Christian Rohlfs
Christian Rohlfs, born in Gross Niendorf in 1849, is one of the most important painters and graphic artists of German Expressionism. It was only late in his career that he developed an expressive and powerful style of painting, and he underwent several relevant stylistic changes during his lifetime as a result of the various art movements of his time.
After studying art at the Grand Ducal School of Art in Weimar and working as a history and genre painter, he devoted himself to French Impressionism as a freelance artist in Weimar from 1884. As a result, between 1885 and 1890 he was one of the great German Impressionists. From the end of the 1880s, he turned to lyrical naturalism. At the invitation of Karl Ernst Osthaus, Rohlfs moved to Hagen in 1901 and set up a studio in the emerging Folkwang Museum. Stays in Soest and Munich followed, whereby the medieval churches and buildings in Soest as well as the monasteries and mountain landscapes in Bavaria were incorporated into Rohlfs' work until the 1920s.
In 1905 he met Emil Nolde and, from 1910 onwards, finally devoted himself entirely to an expressive style of work, which, however, remained rooted in the representational and showed Rohlfs' independent formal invention.
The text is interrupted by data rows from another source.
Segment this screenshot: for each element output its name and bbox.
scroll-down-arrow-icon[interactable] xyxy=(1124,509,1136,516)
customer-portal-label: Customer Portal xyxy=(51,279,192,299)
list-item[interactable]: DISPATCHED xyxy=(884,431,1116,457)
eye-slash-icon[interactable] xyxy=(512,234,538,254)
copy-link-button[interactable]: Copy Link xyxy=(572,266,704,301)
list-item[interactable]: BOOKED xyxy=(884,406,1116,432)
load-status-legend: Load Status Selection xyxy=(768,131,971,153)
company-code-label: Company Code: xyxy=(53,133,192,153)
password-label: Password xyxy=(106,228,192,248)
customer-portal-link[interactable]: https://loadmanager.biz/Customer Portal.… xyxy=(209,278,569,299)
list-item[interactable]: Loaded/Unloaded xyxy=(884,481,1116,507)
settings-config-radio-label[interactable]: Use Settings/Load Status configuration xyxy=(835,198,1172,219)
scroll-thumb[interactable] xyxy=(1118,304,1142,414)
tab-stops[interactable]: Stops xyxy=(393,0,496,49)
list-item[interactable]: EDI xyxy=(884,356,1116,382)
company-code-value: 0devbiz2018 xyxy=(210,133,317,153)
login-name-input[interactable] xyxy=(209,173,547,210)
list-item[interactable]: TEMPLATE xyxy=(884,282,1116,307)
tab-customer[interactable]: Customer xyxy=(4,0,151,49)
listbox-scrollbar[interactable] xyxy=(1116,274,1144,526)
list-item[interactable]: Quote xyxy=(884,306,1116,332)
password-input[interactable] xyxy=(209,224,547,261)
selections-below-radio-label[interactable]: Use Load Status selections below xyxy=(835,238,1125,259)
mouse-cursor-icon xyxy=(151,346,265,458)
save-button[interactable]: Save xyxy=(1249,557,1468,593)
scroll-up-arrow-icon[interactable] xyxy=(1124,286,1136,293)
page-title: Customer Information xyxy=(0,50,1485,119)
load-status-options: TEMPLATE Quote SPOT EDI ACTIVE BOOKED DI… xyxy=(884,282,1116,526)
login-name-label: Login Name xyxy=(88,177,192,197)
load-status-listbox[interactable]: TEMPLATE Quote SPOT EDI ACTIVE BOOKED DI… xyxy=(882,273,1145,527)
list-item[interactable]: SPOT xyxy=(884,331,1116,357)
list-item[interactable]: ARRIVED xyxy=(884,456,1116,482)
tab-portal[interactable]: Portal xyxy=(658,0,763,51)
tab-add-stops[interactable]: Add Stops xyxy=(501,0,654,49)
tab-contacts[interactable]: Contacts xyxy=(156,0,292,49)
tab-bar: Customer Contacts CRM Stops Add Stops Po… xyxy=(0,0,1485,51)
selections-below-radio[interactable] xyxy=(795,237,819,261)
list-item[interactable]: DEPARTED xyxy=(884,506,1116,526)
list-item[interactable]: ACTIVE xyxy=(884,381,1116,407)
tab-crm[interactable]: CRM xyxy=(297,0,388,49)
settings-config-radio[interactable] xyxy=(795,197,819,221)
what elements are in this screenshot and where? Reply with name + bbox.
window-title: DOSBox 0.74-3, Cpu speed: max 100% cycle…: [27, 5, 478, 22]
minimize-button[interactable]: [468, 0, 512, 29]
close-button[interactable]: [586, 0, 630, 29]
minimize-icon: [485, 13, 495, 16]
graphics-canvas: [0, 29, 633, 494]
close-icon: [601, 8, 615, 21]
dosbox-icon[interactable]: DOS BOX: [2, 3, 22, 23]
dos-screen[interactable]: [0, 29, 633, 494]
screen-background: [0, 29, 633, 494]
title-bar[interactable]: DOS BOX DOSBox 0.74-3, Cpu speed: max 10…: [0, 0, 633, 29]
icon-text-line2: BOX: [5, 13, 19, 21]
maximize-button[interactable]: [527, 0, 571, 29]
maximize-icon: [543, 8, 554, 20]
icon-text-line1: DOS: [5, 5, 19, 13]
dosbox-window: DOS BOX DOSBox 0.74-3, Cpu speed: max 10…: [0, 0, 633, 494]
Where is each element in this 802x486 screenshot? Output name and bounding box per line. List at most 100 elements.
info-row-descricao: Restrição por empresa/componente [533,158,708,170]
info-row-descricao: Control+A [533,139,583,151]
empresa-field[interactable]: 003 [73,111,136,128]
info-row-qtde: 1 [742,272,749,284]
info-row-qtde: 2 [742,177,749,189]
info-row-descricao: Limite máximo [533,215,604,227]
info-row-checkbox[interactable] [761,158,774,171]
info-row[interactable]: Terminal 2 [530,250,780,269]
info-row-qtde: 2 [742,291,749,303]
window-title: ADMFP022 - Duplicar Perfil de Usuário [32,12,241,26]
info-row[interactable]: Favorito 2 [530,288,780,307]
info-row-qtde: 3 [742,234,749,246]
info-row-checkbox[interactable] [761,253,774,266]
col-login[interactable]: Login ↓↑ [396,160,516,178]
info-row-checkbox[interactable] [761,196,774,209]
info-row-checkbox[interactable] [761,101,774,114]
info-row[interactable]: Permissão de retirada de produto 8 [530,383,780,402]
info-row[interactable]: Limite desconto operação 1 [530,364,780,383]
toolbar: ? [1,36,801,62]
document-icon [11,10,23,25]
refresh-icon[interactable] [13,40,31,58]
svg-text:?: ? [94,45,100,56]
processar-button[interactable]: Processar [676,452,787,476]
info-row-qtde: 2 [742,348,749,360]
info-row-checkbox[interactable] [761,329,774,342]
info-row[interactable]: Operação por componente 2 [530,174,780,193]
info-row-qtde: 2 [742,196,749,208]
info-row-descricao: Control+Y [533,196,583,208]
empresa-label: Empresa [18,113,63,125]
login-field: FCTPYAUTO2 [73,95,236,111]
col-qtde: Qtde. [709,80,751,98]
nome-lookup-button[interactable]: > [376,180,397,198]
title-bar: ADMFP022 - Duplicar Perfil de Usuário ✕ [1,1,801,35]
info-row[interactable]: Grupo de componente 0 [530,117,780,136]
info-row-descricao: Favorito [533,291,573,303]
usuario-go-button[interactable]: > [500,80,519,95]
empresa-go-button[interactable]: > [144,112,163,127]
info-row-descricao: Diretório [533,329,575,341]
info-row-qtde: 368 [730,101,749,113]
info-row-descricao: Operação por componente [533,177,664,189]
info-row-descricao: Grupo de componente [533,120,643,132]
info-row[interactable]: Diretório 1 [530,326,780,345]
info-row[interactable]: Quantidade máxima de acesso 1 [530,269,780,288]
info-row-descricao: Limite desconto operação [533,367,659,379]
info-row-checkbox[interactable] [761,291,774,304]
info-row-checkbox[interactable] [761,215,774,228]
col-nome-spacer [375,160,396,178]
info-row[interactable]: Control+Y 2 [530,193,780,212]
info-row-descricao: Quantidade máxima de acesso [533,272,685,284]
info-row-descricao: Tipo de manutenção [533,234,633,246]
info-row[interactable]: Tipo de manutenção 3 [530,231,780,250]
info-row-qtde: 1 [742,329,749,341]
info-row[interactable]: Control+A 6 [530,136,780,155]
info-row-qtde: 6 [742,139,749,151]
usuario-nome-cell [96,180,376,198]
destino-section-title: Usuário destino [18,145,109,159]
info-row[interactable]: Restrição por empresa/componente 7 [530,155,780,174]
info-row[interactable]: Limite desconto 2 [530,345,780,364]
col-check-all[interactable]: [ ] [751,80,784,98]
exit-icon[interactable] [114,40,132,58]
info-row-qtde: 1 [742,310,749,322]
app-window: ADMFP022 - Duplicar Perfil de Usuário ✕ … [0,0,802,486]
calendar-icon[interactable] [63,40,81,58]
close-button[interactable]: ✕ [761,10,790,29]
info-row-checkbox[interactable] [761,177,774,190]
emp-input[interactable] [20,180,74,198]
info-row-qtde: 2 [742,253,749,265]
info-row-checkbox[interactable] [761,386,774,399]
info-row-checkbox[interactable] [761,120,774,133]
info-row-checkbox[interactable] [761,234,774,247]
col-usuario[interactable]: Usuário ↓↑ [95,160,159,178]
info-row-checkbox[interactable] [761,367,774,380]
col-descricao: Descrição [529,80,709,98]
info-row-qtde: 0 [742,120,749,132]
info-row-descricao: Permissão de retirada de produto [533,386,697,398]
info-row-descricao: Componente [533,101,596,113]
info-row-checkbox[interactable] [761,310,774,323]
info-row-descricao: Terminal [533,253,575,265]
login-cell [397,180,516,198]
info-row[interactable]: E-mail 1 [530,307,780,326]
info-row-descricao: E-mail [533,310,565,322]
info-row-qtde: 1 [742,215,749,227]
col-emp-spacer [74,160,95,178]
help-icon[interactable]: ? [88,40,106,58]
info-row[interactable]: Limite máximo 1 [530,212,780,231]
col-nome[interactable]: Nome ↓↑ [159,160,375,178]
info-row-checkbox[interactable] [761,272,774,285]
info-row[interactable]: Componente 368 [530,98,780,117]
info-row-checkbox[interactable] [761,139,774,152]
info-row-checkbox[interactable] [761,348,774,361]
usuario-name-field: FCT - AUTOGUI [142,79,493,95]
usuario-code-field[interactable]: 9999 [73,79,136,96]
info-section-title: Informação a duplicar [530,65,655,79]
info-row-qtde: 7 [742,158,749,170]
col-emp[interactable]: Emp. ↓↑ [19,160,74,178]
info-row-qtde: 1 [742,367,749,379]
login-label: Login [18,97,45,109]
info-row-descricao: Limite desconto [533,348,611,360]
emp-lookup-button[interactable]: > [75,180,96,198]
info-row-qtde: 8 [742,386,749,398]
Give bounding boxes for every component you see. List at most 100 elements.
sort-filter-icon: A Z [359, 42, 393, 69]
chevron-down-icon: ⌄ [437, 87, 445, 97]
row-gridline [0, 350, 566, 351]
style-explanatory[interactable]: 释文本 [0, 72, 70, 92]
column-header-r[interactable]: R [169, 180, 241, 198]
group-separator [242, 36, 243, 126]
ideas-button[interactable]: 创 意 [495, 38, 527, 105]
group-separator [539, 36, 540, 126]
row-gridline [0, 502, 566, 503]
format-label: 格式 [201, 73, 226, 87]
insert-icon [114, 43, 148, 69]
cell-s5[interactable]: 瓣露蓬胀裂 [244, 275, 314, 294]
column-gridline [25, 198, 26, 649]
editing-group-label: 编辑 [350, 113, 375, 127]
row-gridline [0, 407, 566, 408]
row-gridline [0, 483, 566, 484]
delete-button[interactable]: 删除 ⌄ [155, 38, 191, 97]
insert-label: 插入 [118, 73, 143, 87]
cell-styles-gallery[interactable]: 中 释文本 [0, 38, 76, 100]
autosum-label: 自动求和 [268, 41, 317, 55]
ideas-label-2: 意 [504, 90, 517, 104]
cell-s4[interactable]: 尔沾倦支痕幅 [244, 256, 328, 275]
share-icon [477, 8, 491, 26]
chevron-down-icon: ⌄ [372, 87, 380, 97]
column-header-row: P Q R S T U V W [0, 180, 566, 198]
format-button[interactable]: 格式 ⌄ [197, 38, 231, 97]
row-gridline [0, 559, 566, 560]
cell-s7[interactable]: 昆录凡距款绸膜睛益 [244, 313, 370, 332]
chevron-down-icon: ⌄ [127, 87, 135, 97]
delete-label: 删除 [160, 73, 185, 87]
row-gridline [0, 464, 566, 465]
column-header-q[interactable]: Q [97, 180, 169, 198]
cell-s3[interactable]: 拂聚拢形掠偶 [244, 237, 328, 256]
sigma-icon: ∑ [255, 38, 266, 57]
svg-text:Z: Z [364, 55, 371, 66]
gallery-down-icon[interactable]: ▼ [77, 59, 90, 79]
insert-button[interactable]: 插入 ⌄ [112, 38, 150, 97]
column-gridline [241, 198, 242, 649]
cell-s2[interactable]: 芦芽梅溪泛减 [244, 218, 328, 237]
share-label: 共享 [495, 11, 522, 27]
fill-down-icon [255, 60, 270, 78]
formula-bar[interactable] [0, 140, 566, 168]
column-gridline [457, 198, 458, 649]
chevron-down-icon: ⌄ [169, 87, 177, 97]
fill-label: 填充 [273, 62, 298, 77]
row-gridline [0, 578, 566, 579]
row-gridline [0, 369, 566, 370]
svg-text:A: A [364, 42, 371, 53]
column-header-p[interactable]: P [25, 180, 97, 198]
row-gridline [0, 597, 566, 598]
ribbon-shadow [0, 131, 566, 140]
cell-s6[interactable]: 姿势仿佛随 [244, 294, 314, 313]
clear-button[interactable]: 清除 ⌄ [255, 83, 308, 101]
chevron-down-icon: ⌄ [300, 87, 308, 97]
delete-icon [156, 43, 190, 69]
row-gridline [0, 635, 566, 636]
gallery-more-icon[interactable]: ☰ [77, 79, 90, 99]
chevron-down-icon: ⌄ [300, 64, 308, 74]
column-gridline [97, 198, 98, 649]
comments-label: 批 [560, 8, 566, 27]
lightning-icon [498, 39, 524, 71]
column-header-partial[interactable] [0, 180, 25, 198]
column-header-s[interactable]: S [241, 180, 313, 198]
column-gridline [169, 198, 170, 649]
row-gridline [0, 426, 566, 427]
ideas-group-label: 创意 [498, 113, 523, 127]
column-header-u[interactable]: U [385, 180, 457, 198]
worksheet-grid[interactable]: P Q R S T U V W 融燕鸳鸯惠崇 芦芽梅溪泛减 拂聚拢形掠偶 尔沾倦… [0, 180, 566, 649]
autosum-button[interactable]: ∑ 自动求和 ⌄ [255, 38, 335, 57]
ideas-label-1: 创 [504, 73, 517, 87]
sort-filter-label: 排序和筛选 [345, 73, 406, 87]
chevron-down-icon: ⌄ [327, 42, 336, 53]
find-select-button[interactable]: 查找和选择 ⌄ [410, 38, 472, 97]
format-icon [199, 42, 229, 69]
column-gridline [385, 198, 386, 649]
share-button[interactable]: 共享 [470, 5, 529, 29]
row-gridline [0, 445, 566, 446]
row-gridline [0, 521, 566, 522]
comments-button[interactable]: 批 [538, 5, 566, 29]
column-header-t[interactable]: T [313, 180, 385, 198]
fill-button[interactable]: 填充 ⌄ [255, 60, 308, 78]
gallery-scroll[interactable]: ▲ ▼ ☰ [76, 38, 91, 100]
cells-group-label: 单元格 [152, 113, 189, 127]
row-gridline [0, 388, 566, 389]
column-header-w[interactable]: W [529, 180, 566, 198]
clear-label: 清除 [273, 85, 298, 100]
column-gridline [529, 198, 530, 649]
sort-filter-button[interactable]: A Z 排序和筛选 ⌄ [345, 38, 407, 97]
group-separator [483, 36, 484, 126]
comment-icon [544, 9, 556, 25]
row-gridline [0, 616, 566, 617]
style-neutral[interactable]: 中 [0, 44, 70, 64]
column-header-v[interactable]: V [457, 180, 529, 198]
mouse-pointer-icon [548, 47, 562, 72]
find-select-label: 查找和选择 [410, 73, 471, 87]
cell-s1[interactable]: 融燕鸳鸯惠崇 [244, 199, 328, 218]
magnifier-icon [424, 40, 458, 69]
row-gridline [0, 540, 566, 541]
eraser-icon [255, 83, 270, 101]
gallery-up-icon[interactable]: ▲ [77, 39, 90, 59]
Memberships in the "Neue Secession" (1911), the "Freie Secession" (1914) and the Berliner Kunstakademie (1924) in Berlin followed.
After increasingly figurative and biblical depictions, he found a new richness of color in his later work. His expressive flower paintings, often worked with tempera on paper, testify to a new expressiveness in Rohlfs' work. Rohlfs died in Hagen in 1938 and was shown posthumously at the first documenta in Kassel.